MAKASSAR — Ketua DPW Muda Bergerak Sulawesi Selatan, Muh Alief, melontarkan kritik terhadap sikap pemerintah Indonesia dalam merespons konflik yang melibatkan Iran, Amerika Serikat, dan Israel yang dinilai semakin meluas dan berdampak pada stabilitas global.
Menurutnya, posisi Indonesia sebagai bagian dari forum perdamaian internasional seperti Board of Peace (BoP) seharusnya diikuti dengan sikap politik luar negeri yang lebih tegas terhadap berbagai pelanggaran kemanusiaan yang terjadi dalam konflik internasional.
“Untuk apa Indonesia duduk di Board of Peace kalau hanya diam? Itu bukan diplomasi, itu pembiaran.

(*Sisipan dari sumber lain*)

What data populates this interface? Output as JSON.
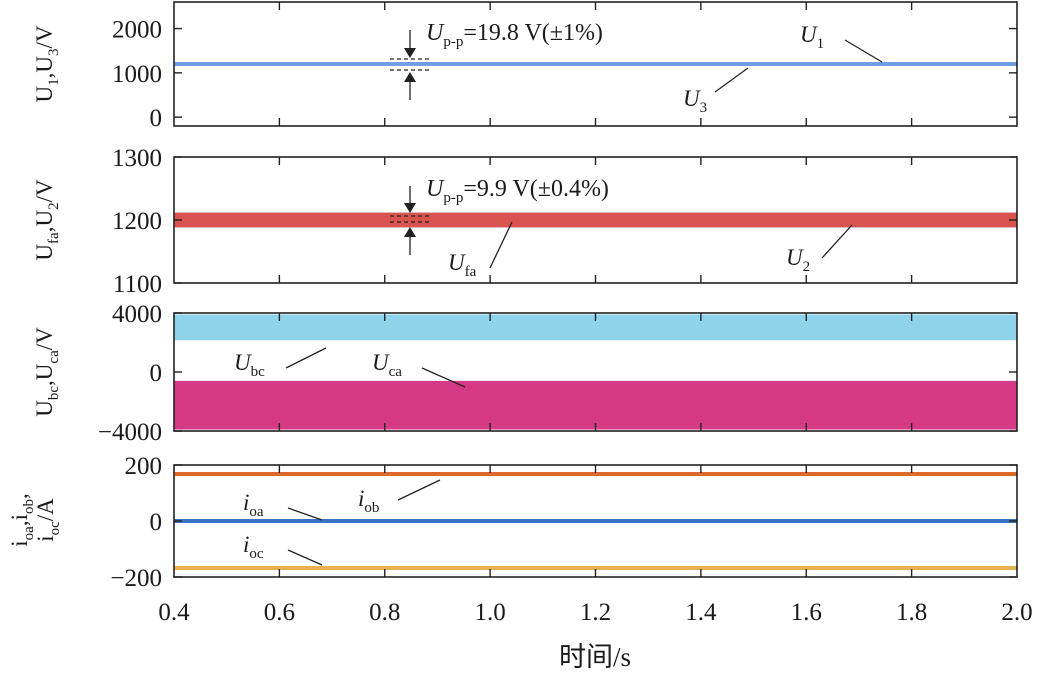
{
  "chart_data": [
    {
      "type": "line",
      "ylabel_parts": [
        "U",
        "1",
        ",U",
        "3",
        "/V"
      ],
      "ylim": [
        -200,
        2600
      ],
      "yticks": [
        "2000",
        "1000",
        "0"
      ],
      "ytick_values": [
        2000,
        1000,
        0
      ],
      "series": [
        {
          "name": "U1",
          "mean": 1200,
          "ripple": 20,
          "color": "#6d9ee3",
          "label_parts": [
            "U",
            "1"
          ]
        },
        {
          "name": "U3",
          "mean": 1200,
          "ripple": 20,
          "color": "#6d9ee3",
          "label_parts": [
            "U",
            "3"
          ]
        }
      ],
      "annotation_parts": [
        "U",
        "p-p",
        "=19.8 V(±1%)"
      ]
    },
    {
      "type": "line",
      "ylabel_parts": [
        "U",
        "fa",
        ",U",
        "2",
        "/V"
      ],
      "ylim": [
        1100,
        1300
      ],
      "yticks": [
        "1300",
        "1200",
        "1100"
      ],
      "ytick_values": [
        1300,
        1200,
        1100
      ],
      "series": [
        {
          "name": "Ufa",
          "mean": 1200,
          "ripple": 10,
          "color": "#3a3a99",
          "label_parts": [
            "U",
            "fa"
          ]
        },
        {
          "name": "U2",
          "mean": 1200,
          "ripple": 10,
          "color": "#d9534f",
          "label_parts": [
            "U",
            "2"
          ]
        }
      ],
      "annotation_parts": [
        "U",
        "p-p",
        "=9.9 V(±0.4%)"
      ]
    },
    {
      "type": "area",
      "ylabel_parts": [
        "U",
        "bc",
        ",U",
        "ca",
        "/V"
      ],
      "ylim": [
        -4000,
        4000
      ],
      "yticks": [
        "4000",
        "0",
        "−4000"
      ],
      "ytick_values": [
        4000,
        0,
        -4000
      ],
      "series": [
        {
          "name": "Ubc",
          "min": 2150,
          "max": 3900,
          "color": "#8fd3ea",
          "label_parts": [
            "U",
            "bc"
          ]
        },
        {
          "name": "Uca",
          "min": -3900,
          "max": -600,
          "color": "#d63a86",
          "label_parts": [
            "U",
            "ca"
          ]
        }
      ]
    },
    {
      "type": "line",
      "ylabel_line1_parts": [
        "i",
        "oa",
        ",i",
        "ob",
        ","
      ],
      "ylabel_line2_parts": [
        "i",
        "oc",
        "/A"
      ],
      "ylim": [
        -200,
        200
      ],
      "yticks": [
        "200",
        "0",
        "−200"
      ],
      "ytick_values": [
        200,
        0,
        -200
      ],
      "series": [
        {
          "name": "ioa",
          "mean": 0,
          "color": "#3b73c4",
          "label_parts": [
            "i",
            "oa"
          ]
        },
        {
          "name": "iob",
          "mean": 168,
          "color": "#dd6a2a",
          "label_parts": [
            "i",
            "ob"
          ]
        },
        {
          "name": "ioc",
          "mean": -168,
          "color": "#e8b14b",
          "label_parts": [
            "i",
            "oc"
          ]
        }
      ]
    }
  ],
  "x_axis": {
    "xlim": [
      0.4,
      2.0
    ],
    "ticks": [
      0.4,
      0.6,
      0.8,
      1.0,
      1.2,
      1.4,
      1.6,
      1.8,
      2.0
    ],
    "tick_labels": [
      "0.4",
      "0.6",
      "0.8",
      "1.0",
      "1.2",
      "1.4",
      "1.6",
      "1.8",
      "2.0"
    ],
    "xlabel": "时间/s"
  }
}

Kita berisiko hanya jadi pajangan dalam forum perdamaian,” ujar Muh Alief dalam keterangannya.
Ia menilai, sikap yang terlalu normatif dan penuh kehati-hatian justru berpotensi membuat Indonesia kehilangan wibawa di mata dunia internasional, terutama sebagai negara yang selama ini dikenal aktif dalam misi perdamaian dunia.
Muh Alief menegaskan bahwa prinsip politik luar negeri bebas aktif tidak seharusnya dimaknai sebagai sikap netral tanpa pendirian, terutama ketika dunia menghadapi konflik yang menimbulkan korban kemanusiaan.
“Bebas aktif bukan alasan untuk abu-abu. Ketika dunia menyaksikan pelanggaran kemanusiaan, Indonesia tidak boleh bersembunyi di balik kata netral. Netral tanpa sikap adalah kegagalan moral,” katanya.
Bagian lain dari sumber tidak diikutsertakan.